東京メトロのニックネームで親しまれる東京地下鉄。2009年3月期の売上高は連結ベースで3813億円、営業利益875億円(売上高比22・9%)の高収益企業である。鉄道部門の売上高や営業利益額はJR3社に次ぎ、利益率は東海道新幹線で稼ぐJR東海に匹敵するトップ水準だ。

現在の路線延長は195・1キロメートル(営業キロ)で、JRを除けば民間鉄道会社で五指に入る。所有する9路線の大宗がJR山手線の内側で緻密な乗り換えネットワークを築いており、1キロ平均の旅客輸送人員や旅客収入も民鉄では首位級だ。

格付投資情報センター(R&I)の格付けは「AA」。JR東日本のAA+に劣後するものの、JR東海・西日本と同格だ。「人口集中が続く都心部に基盤を持つ経営の安定性を評価している。キャッシュフロー対比の負債も多くなく、鉄道会社ではトップグループだ」(山本由明・R&Iチーフアナリスト)。

ただし、まだ株式は未上場だ。特殊法人である帝都高速度交通営団(営団地下鉄)がその前身であるためで、行政改革により将来の完全民営化が決まり、04年4月に東京地下鉄株式会社が発足、中期計画で今年度までの上場を目指している。

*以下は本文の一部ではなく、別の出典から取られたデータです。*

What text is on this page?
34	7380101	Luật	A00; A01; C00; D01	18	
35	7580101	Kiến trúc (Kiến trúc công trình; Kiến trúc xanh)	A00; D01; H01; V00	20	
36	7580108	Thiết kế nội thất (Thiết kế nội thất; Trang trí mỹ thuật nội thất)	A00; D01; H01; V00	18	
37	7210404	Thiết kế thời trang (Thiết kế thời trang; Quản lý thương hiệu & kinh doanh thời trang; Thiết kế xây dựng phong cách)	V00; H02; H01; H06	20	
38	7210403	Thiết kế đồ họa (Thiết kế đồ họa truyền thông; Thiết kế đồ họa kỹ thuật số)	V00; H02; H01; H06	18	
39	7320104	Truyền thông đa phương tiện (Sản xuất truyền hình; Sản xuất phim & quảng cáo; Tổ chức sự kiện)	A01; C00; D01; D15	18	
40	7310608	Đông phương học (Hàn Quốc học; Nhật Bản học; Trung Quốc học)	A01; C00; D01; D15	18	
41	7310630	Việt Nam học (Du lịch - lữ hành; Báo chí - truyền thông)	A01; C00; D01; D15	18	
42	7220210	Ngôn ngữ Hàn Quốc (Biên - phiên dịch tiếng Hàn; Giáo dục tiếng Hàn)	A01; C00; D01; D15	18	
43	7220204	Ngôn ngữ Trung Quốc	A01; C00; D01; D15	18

営団時代は駅構内の売店と中吊りや駅での広告収入を除く兼業が禁止されていたこともあり、まだ売り上げのほとんどが鉄道事業。上場会社ではJR3社に近い事業構造だ。

東京メトロ発足後は関連事業の積極化が可能になったため、地下商業施設「エチカ」の展開を加速しているが、JRのルミネや電鉄系百貨店、あるいは各社の不動産開発事業に比べれば比率は小さい。これは東京メトロの自社保有不動産が基本的に地下空間だけで、圧倒的に遊休面積が狭いこと、それも都心部の道路下のため、飲食・商業施設への転用が容易でないことが原因だ。

上場大手並みPBRなら妥当株価は1050円

1927(昭和2)年12月30日、早川徳次氏らの立ち上げた東京地下鉄道が浅草-上野間で日本初の地下鉄営業を開始。現在の銀座線であり、同社は新橋まで延伸した後、渋谷から掘り進んできた五島慶太氏(後の東急グループ創設者)の東京高速鉄道と経営権争奪戦の末、統合した。